Let me go into some detail with regard to the current economic indicators. According to the World Bank and the International Monetary Fund [IMF], the growth rate for the first half of 2009 was about 5 percent. Without Israeli restrictions, it would have been higher, perhaps as much as 12 percent. There is no question that the very considerable international support received by the [Palestinian] Authority—which amounted to $1.7 billion in 2008 and a bit less in 2009—played a large part in realizing this growth, but a significant part also resulted from the political stability and improved security in the West Bank, and from institutional, legal, and economic reforms. These two factors—international support and the improved situation on the ground—led to the recovery, albeit partial, of the private sector. One factor that had very adverse effects on the economy this year—especially on small investors whose ventures depend on Israel—was the difference in the exchange rate of the U.S. dollar against the Israeli shekel. The world economic downturn also had an impact on inflation, which decreased by 2 percent in 2009 relative to 2008 thanks to a drop in the price of certain commodities, specifically oil and some foodstuffs. It could decline further in 2010. Finally, unemployment remains extremely high, reaching 26 percent overall—40 percent in Gaza, 18 percent in the West Bank. These figures do not even include disguised unemployment. For the West Bank, however, we expect to see the rate begin to fall soon.
We still have a long way to go, of course, before we reach our goal of an independent, sustainable economy, but this requires not only continuing the program of reform but also removing Israeli restrictions.
Farraj: You mentioned unemployment in Gaza. What about the economic situation there?

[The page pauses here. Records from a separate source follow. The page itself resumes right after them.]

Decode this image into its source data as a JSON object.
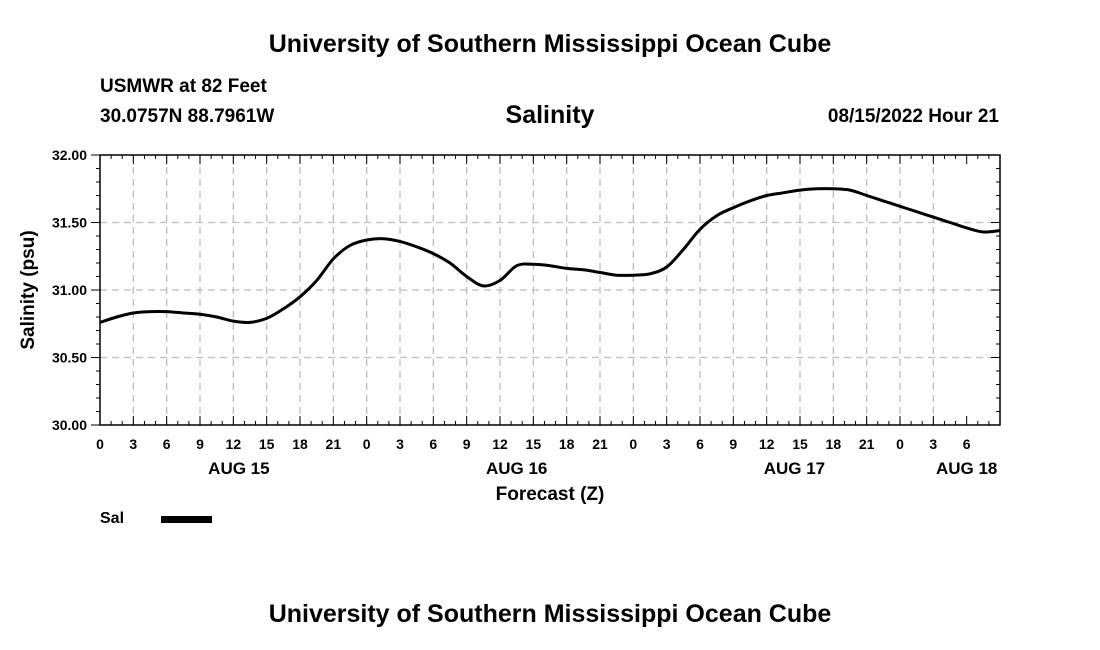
{
  "header": {
    "main_title": "University of Southern Mississippi Ocean Cube",
    "station": "USMWR at 82 Feet",
    "coords": "30.0757N  88.7961W",
    "chart_title": "Salinity",
    "timestamp": "08/15/2022 Hour 21",
    "footer_title": "University of Southern Mississippi Ocean Cube"
  },
  "legend": {
    "label": "Sal",
    "color": "#000000"
  },
  "chart_data": {
    "type": "line",
    "title": "Salinity",
    "xlabel": "Forecast (Z)",
    "ylabel": "Salinity (psu)",
    "xlim": [
      0,
      81
    ],
    "ylim": [
      30.0,
      32.0
    ],
    "y_ticks": [
      30.0,
      30.5,
      31.0,
      31.5,
      32.0
    ],
    "y_tick_labels": [
      "30.00",
      "30.50",
      "31.00",
      "31.50",
      "32.00"
    ],
    "x_tick_labels": [
      "0",
      "3",
      "6",
      "9",
      "12",
      "15",
      "18",
      "21",
      "0",
      "3",
      "6",
      "9",
      "12",
      "15",
      "18",
      "21",
      "0",
      "3",
      "6",
      "9",
      "12",
      "15",
      "18",
      "21",
      "0",
      "3",
      "6"
    ],
    "day_labels": [
      {
        "label": "AUG 15",
        "hour": 12.5
      },
      {
        "label": "AUG 16",
        "hour": 37.5
      },
      {
        "label": "AUG 17",
        "hour": 62.5
      },
      {
        "label": "AUG 18",
        "hour": 78
      }
    ],
    "grid": true,
    "series": [
      {
        "name": "Sal",
        "x": [
          0,
          1.5,
          3,
          4.5,
          6,
          7.5,
          9,
          10.5,
          12,
          13.5,
          15,
          16.5,
          18,
          19.5,
          21,
          22.5,
          24,
          25.5,
          27,
          28.5,
          30,
          31.5,
          33,
          34.5,
          36,
          37.5,
          39,
          40.5,
          42,
          43.5,
          45,
          46.5,
          48,
          49.5,
          51,
          52.5,
          54,
          55.5,
          57,
          58.5,
          60,
          61.5,
          63,
          64.5,
          66,
          67.5,
          69,
          70.5,
          72,
          73.5,
          75,
          76.5,
          78,
          79.5,
          81
        ],
        "values": [
          30.76,
          30.8,
          30.83,
          30.84,
          30.84,
          30.83,
          30.82,
          30.8,
          30.77,
          30.76,
          30.79,
          30.86,
          30.95,
          31.07,
          31.23,
          31.33,
          31.37,
          31.38,
          31.36,
          31.32,
          31.27,
          31.2,
          31.1,
          31.03,
          31.07,
          31.18,
          31.19,
          31.18,
          31.16,
          31.15,
          31.13,
          31.11,
          31.11,
          31.12,
          31.17,
          31.3,
          31.45,
          31.55,
          31.61,
          31.66,
          31.7,
          31.72,
          31.74,
          31.75,
          31.75,
          31.74,
          31.7,
          31.66,
          31.62,
          31.58,
          31.54,
          31.5,
          31.46,
          31.43,
          31.44
        ]
      }
    ]
  }
}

Mustafa: Gaza’s economy is in a catastrophic state as a result of Israel’s embargo and the absence of Palestinian legitimacy. The economy has been totally destroyed, particularly the private sector. The organized destruction of the economy in the past two years has completely done away with the economic wealth it took decades to build. Some enterprises established in the 1920s and 1930s have now been destroyed and cannot be rebuilt without huge effort. At present, Gaza’s economy is based on three sources: (1) the salaries paid by the Authority to nearly 60,000 employees, which support about a million people; (2) the salaries and donor aid paid by the government in Gaza to its employees and members of its security forces; and (3) informal trade—in other words, the tunnels.
I think Israel’s ongoing embargo and policy of collective punishment of the entire Gaza population is utterly disgraceful. Even a partial reconstruction of Gaza has not been allowed to take place. The Sharm al-Shaykh donor conference [held on 2 March 2009] raised $4 billion, which was allocated for reconstruction, yet to this day there is no mechanism for getting even a fraction of these funds into Gaza. Furthermore, the Israeli embargo prevents materials, such as cement, steel, and wood, needed to restore destroyed homes and buildings from entering. Certainly Gaza’s economy was already bad before the blockade, but with the ongoing embargo and the catastrophic destruction of the Israeli invasion it continues to get worse.
In my view, the Palestinian economy will never be strong until the two halves of the nation are reunited, national reconciliation is achieved, and Palestinian legality in Gaza is restored.